What about security?

Mar 6, 2020

Security is paramount, and VirtualZ ensures that users cannot gain additional privileges or access as a result of our redirection process. All work VirtualZ does on behalf of a user is done in that user’s security context, limiting the user to only the resources they’ve been properly permitted to. This is true on both source and target systems, as we automatically capture and propagate the user’s identity to all target systems where their work runs.

Typically, permission checking is performed on the source system so that the target doesn’t have to be strictly synchronized with the source. We recommend doing security checks on the source to ensure that the user doesn’t get different access than they normally expect. However, optionally, VirtualZ can be configured to perform security checking on the target system as well, giving you the ability to have the target’s security policy override the source. This is sometimes important when a system with strict access controls accepts work from a system with weaker controls.

In order to propagate user identity, the user’s account must exist on both source and target systems.
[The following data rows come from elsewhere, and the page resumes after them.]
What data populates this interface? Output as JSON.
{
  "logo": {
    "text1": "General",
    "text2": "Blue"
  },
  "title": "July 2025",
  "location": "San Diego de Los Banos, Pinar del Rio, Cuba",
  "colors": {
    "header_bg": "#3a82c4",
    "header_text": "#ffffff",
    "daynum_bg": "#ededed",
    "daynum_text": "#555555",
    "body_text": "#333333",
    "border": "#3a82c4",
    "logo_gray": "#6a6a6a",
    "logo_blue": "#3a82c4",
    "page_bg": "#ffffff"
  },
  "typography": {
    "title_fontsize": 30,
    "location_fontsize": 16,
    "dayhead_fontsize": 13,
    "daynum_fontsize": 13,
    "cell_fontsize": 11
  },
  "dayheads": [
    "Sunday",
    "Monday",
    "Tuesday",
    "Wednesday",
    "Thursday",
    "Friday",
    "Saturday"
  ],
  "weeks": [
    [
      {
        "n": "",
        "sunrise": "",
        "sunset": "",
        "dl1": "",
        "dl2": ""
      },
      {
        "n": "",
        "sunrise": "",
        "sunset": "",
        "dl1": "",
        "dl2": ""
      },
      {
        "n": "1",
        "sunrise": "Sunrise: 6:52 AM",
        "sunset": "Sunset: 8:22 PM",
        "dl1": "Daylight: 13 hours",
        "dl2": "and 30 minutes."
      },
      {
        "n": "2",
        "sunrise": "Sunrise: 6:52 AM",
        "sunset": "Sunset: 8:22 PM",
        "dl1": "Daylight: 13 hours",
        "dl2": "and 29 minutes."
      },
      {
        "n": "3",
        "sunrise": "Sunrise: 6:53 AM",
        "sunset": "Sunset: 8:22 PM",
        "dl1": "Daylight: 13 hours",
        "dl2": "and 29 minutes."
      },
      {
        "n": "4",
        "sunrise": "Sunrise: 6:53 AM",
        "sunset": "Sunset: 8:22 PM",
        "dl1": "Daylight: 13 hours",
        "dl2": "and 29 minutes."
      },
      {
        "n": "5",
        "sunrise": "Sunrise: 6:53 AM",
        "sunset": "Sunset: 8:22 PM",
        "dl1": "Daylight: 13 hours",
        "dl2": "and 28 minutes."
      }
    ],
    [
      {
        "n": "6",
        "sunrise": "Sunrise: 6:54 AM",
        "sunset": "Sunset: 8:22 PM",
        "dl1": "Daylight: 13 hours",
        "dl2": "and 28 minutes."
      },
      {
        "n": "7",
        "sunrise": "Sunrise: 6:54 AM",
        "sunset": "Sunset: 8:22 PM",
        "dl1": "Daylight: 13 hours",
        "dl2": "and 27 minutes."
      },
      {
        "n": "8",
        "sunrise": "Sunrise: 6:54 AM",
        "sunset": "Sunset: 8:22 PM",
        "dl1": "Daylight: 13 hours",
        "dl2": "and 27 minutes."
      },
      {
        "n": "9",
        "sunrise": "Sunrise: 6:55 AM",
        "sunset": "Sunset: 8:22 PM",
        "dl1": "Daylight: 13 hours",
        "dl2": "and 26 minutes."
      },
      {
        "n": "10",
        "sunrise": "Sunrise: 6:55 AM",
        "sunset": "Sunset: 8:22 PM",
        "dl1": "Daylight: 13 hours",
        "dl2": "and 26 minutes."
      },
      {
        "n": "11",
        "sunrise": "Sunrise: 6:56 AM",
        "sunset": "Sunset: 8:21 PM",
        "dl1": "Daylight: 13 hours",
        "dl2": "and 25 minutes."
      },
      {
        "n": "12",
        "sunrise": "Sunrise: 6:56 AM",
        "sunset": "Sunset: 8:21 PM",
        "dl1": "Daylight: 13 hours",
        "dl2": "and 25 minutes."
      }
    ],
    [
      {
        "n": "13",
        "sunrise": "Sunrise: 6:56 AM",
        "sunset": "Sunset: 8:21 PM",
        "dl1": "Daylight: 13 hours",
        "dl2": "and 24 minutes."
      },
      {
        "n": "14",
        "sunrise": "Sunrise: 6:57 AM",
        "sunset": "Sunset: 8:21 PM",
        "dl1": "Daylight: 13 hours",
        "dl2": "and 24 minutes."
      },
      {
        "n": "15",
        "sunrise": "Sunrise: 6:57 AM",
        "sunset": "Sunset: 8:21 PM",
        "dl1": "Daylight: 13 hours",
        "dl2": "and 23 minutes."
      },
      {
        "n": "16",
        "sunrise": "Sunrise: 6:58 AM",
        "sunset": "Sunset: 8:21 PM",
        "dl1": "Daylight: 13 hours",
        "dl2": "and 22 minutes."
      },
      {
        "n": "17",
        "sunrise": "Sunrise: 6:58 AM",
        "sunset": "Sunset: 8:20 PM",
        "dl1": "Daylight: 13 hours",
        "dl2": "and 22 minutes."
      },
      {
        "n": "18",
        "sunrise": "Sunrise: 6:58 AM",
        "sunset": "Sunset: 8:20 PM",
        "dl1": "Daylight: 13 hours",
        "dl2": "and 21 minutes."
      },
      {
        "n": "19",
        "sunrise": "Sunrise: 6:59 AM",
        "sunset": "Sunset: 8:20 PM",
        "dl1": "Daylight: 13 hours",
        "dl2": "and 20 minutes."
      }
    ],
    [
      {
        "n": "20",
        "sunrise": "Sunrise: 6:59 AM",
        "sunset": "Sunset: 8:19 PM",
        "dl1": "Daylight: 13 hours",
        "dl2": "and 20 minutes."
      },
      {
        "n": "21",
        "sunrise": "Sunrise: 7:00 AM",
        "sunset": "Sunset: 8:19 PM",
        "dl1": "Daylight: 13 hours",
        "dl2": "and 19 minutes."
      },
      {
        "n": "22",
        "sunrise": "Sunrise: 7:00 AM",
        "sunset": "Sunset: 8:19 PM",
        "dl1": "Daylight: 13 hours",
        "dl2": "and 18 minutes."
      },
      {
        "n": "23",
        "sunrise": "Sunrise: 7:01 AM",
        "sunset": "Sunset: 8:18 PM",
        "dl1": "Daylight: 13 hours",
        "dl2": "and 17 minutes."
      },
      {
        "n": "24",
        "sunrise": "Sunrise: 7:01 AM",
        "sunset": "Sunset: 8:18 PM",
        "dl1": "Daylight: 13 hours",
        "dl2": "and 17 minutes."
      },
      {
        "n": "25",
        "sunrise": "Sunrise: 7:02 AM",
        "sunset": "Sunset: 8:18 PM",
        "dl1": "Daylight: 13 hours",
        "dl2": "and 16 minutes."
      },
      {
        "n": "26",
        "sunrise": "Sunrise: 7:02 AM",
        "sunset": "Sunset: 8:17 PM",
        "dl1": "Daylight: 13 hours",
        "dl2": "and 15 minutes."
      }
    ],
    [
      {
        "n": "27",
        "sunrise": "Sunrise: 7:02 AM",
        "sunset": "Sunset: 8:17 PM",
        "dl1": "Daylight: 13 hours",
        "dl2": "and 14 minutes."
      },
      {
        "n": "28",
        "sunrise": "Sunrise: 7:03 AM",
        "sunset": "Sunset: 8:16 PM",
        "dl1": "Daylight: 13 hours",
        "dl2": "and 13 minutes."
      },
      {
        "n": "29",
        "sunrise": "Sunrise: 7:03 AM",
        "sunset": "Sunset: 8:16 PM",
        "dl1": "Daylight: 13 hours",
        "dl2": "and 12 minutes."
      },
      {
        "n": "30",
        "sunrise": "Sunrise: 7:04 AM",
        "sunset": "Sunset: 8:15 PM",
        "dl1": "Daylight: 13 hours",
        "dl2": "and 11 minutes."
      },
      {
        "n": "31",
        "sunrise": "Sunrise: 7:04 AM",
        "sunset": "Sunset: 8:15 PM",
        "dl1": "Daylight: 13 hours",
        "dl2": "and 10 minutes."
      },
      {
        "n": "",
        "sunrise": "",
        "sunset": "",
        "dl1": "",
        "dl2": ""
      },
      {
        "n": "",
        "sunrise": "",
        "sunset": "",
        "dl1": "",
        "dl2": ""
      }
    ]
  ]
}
Details like their password and so forth need not be synchronized between source and target, but the account does need to exist, and VirtualZ needs to be authorized to submit work on behalf of this user via the “BPX.DAEMON” resource. If the user account does not exist or VirtualZ is not authorized to submit work on this user’s behalf, the user’s job will fail.

VirtualZ also provides a variety of built-in security controls:

  1. A global “VZC” permission check allows you to control VirtualZ access on a user-by-user basis. If enabled, users need permission to run jobs that trigger the VirtualZ redirection process. In addition, since the security system’s audit data can record these access attempts, then can be used to report on overall VirtualZ usage.
  2. The “VZCNODE” permission check allows you to control who can submit work that targets a specific system for execution. If the user doesn’t have access to run work on a particular target system, VirtualZ will select another node if any are defined.
  3. A VirtualZ “identity mapping” feature allows you to map the user’s identity to a different identity when desired. As described above, normally VirtualZ propagates the user identity from source to target, but if you wish to have the user run under a different identity on the target, that can be done using this feature. This is helpful in cloud settings where it might be desirable to map users to roles, rather than require all users to be defined on the target system.

VirtualZ is fully compatible with IBM RACF, CA ACF2 and CA Top Secret.